こうしていても部屋には絶対たどり着けないのでエレベーターを降りようとしたが扉が開かない。それどころか閉まった途端下に降り始めた。いやにゆっくりした速度で降りていくエレベーター。自動音声が。
「地下13階です。」
そんな階なかったぞ?
扉が開くと赤い非常灯の奥から男が数人走ってくる。怖くなって扉を閉めると今度は上に上って行った。エレベーターの表示は消えたままで何階にいるかすらわからない。
「い…かい……に…とう…ち…く……まし…」
壊れた録音機のような音声を聞くか聞かないかの刹那、外に飛び出した。降りたのは1階だったが駅前の喧騒は一切なく周りに人がいなかった。文字も日本にいるのを疑うくらいわからなくて吐き気を覚えるほどだった。コンビニは開店前の如く扉は固く閉ざされ、飲食店のありとあらゆる場所は扉が開いていても、そこに何かあるかのように中に入れなかった。何かおかしい。ここで問いかけねばならない。
あなたはエレベーターの矛盾を覚えておられるだろうか?
エレベーターが来なかった時の私の行動。さらに向かった先、そしてエレベーターが着いた場所。
…そう、このエレベーターが1階につく訳がないのだ。地階止まりだったはず。それでは現在の場所はどこか?音声は壊れたのではない。
「異界に到着いたしました」
怖くなって駅に駆け込んで改札をくぐり構内に入った。当然機械は動かないから文字通りくぐりぬけたが今はそんなことはどうでもいい。電車の来ない線路を明るい方へ走った。1キロ位走っただろうか、隣駅のホームが見える。乗り換え駅なので駅員用にホームへ上る階段があった。本気で訴える私の発言にスキンヘッドの駅員が一言。

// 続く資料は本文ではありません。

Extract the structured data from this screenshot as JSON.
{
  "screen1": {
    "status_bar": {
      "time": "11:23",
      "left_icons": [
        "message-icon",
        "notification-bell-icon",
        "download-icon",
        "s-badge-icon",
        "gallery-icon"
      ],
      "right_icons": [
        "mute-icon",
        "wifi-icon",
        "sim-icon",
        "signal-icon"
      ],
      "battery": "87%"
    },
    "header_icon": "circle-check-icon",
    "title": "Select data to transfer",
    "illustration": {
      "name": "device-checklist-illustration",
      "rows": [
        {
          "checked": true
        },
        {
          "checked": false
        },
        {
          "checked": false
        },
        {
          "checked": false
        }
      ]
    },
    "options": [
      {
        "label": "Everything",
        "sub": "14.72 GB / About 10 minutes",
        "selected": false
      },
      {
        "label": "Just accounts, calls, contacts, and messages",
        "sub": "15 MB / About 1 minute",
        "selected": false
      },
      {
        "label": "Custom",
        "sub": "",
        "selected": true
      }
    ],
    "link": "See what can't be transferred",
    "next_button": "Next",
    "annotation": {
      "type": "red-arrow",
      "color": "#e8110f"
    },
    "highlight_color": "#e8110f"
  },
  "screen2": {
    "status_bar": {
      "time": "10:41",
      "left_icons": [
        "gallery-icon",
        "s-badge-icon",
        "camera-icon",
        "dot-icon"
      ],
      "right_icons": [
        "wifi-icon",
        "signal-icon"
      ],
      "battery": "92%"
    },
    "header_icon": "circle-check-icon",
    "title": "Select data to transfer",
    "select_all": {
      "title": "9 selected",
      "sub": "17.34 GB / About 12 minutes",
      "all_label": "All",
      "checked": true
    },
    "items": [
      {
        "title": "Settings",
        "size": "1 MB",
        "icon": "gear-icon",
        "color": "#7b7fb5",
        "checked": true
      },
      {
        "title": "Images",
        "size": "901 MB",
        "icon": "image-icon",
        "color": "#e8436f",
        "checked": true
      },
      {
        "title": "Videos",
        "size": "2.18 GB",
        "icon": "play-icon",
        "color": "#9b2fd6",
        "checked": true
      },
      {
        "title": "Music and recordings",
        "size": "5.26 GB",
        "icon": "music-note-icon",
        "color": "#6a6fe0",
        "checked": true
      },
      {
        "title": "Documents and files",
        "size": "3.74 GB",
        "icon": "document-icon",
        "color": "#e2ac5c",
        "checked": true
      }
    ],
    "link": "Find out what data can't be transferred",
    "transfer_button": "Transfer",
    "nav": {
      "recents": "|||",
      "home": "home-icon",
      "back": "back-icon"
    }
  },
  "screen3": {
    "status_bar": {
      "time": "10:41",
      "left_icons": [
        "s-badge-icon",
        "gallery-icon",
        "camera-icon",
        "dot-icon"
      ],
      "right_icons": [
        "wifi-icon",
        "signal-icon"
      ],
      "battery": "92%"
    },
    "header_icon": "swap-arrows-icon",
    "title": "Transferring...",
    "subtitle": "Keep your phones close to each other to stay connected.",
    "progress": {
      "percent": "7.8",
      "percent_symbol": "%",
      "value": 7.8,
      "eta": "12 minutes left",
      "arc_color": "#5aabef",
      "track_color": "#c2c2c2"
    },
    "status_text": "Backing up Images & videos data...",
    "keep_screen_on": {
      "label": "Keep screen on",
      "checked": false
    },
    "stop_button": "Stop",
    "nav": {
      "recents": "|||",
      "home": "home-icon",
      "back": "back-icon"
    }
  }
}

「ここへ来てはいけない。今すぐ自分のマンションに帰りなさい。ただし、走ってはいけない。」
今度は明るい方から暗い方へ怖かったけど歩いて戻る。暗いところを過ぎるとまた少し明るくなった。今までと逆をして、また文字通り改札をくぐって出た先はいつもの喧騒とした駅前だった。マンションに戻ってエレベーターを探したけれどその場所はコンクリートの壁だったし大家に確認したけれど増築とか新しいエレベーターの話なんかなかった。
でもその大家さんは古くからこの物件を知っていて20年前くらいにその話が持ち上がって検討したんだって。でも地下工事の時不幸があってその話もなかったことになったんだって。話聞いてて背筋が凍ったよ。エレベーター横に非常階段を作ること、今の階段撤去の件。スキンヘッドの駅員は僧侶さんだったのかな?
その日、なくなったエレベーターのあった場所で合掌と黙祷を捧げた。